Il viaggio della protagonista si trasformerà in una lenta discesa verso la paranoia, a cominciare dal seme del dubbio instillato nella mente di Julia durante le prime giornate tra le strade cittadine. La protagonista si accorge immediatamente che qualcosa non va, il famoso sesto senso che ognuno di noi ha sperimentato almeno una volta nella vita fa scattare l’allarme nella sua testa, ma è un campanello silenzioso che nessuno sembra avere intenzione di ascoltare. La sensazione di stare in bilico tra pericolo reale e semplice proiezione mentale di una paranoia infondata sarebbe stato un tema molto interessante da esplorare. Purtroppo, però, a circa metà del secondo atto il dubbio viene quasi completamente fugato in favore di una critica sociale ben diversa e rivolta contro il patriarcato. Julia viene tacciata di isteria solamente perché sintomo apparentemente comune al genere femminile. Non è un caso che l’unica persona con la quale riesce a confidarsi e trovare conforto sia Irina (Madalina Anea), la sua vicina.

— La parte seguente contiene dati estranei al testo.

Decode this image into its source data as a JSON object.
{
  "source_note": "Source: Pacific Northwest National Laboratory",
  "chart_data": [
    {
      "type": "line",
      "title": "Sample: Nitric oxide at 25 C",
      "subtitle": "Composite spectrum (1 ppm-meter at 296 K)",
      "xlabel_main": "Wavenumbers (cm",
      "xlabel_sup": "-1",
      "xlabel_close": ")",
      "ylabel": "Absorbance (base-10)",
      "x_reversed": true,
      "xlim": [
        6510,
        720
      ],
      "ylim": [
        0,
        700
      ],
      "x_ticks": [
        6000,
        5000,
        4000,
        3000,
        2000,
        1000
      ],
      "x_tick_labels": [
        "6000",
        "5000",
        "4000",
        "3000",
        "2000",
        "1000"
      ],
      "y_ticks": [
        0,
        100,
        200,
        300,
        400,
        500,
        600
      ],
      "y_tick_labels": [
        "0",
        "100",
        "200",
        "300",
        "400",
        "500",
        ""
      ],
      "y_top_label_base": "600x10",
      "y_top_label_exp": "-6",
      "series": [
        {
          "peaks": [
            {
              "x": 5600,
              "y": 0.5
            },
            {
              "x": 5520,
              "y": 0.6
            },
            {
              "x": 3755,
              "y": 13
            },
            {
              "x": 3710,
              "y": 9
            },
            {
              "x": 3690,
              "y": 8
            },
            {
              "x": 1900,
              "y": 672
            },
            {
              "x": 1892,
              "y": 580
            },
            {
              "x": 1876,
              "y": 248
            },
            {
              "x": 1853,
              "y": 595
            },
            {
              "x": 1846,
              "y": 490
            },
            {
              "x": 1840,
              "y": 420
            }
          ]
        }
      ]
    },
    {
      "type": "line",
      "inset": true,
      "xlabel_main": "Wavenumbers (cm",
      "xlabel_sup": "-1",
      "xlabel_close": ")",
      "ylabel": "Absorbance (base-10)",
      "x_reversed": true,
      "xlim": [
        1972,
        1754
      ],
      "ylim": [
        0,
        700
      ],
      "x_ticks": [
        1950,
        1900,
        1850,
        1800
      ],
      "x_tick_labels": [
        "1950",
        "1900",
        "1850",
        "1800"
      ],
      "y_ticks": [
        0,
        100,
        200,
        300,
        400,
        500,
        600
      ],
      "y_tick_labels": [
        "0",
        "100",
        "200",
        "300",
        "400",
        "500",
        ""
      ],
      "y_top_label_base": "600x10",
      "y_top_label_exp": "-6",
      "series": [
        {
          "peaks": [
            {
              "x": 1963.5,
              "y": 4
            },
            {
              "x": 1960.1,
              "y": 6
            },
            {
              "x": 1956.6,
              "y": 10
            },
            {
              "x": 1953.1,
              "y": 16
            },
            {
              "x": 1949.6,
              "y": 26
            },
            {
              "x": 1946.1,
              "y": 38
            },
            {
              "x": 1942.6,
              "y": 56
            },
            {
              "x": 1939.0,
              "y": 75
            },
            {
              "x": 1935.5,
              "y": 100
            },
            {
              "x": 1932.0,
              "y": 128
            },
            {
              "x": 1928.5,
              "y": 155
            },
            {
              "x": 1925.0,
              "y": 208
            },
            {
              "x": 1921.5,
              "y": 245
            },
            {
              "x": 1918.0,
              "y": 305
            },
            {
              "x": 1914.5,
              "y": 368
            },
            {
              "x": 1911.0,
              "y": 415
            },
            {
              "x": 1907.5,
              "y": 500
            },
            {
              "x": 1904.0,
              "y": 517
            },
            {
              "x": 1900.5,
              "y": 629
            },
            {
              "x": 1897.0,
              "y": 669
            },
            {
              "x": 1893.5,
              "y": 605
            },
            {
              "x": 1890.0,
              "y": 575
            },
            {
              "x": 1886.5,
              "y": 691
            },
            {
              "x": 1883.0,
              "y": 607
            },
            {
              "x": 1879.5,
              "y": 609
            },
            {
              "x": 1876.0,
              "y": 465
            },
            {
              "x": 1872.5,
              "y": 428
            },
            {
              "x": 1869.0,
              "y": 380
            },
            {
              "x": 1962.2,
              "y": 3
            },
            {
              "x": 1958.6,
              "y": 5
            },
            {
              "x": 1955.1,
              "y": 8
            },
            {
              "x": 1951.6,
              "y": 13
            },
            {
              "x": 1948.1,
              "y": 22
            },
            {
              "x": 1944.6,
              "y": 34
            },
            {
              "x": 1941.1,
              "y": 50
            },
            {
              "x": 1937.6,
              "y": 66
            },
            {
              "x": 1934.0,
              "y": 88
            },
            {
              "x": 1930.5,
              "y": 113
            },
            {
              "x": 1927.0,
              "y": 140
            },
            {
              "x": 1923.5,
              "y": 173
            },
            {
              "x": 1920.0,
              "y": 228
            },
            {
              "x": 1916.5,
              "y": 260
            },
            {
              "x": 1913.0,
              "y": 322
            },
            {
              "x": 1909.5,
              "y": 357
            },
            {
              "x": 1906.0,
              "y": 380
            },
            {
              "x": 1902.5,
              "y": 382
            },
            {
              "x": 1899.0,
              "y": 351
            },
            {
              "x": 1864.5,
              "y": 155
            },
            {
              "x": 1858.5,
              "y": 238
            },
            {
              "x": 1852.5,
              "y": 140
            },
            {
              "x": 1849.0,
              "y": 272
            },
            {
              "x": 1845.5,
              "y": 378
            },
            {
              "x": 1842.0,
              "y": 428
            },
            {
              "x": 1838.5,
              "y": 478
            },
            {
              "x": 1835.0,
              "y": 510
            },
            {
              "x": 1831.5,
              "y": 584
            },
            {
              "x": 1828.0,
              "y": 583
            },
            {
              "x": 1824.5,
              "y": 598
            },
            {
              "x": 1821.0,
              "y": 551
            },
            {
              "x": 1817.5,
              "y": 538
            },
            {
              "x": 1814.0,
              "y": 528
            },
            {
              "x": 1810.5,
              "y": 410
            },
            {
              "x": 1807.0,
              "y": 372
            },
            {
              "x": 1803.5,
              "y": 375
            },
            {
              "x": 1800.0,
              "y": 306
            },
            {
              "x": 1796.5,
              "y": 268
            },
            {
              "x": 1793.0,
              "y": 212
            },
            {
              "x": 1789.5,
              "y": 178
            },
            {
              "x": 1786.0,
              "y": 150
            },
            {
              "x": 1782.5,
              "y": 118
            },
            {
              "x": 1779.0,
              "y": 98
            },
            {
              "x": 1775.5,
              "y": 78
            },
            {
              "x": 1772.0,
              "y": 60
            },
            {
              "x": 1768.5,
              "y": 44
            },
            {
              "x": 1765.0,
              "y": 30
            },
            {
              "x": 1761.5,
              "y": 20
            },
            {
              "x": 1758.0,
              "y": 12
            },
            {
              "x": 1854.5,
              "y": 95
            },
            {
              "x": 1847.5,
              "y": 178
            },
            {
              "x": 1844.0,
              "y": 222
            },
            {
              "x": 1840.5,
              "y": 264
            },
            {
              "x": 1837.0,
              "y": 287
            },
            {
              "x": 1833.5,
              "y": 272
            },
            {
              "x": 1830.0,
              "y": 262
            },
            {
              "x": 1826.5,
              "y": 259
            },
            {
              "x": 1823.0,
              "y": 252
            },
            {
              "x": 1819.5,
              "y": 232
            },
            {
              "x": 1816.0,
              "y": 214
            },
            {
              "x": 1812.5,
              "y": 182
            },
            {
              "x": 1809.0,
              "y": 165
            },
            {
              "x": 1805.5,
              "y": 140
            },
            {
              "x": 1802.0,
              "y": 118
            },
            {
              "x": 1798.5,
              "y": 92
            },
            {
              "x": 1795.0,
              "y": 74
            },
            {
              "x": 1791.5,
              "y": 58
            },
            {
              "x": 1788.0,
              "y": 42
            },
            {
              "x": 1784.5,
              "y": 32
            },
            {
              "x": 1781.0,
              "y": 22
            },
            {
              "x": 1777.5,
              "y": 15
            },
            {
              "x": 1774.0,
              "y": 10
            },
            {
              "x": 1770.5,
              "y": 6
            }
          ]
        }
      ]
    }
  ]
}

Il coprotagonista Francis, interpretato da Karl Glusman, non riesce quasi mai a reggere il confronto con la giovane attrice statunitense e porta in scena una conflitto coniugale ben poco esplorato che in maniera repentina e ben poco motivata crolla verso il baratro, sepolto da una lapide costituita da un’incomunicabilità tossica. L’uomo è poco attento al bisogno della partner e fin da subito cerca di ridimensionare le paura della donna, perché probabilmente frutto della sua fantasia. Addirittura, la colpevolizza, in maniera quasi involontaria, per l’atteggiamento del suo persecutore: “Non è che ti fissava perché tu stavi fissando lui?“. Burn Gornam, al contrario, fa un ottimo lavoro nei panni dello stalker, impassibile, inquietante e incredibilmente espressivo nella sua inespressività.
Watcher è un buon thriller che utilizza una scrittura abbastanza lineare e già vista per portare in scena un racconto molto curato nel lato tecnico, la regia di Okuno permette di tenere alta la tensione, coadiuvata dalla brillante prova attoriale della sua protagonista. Sicuramente da non perdere per gli amanti del genere.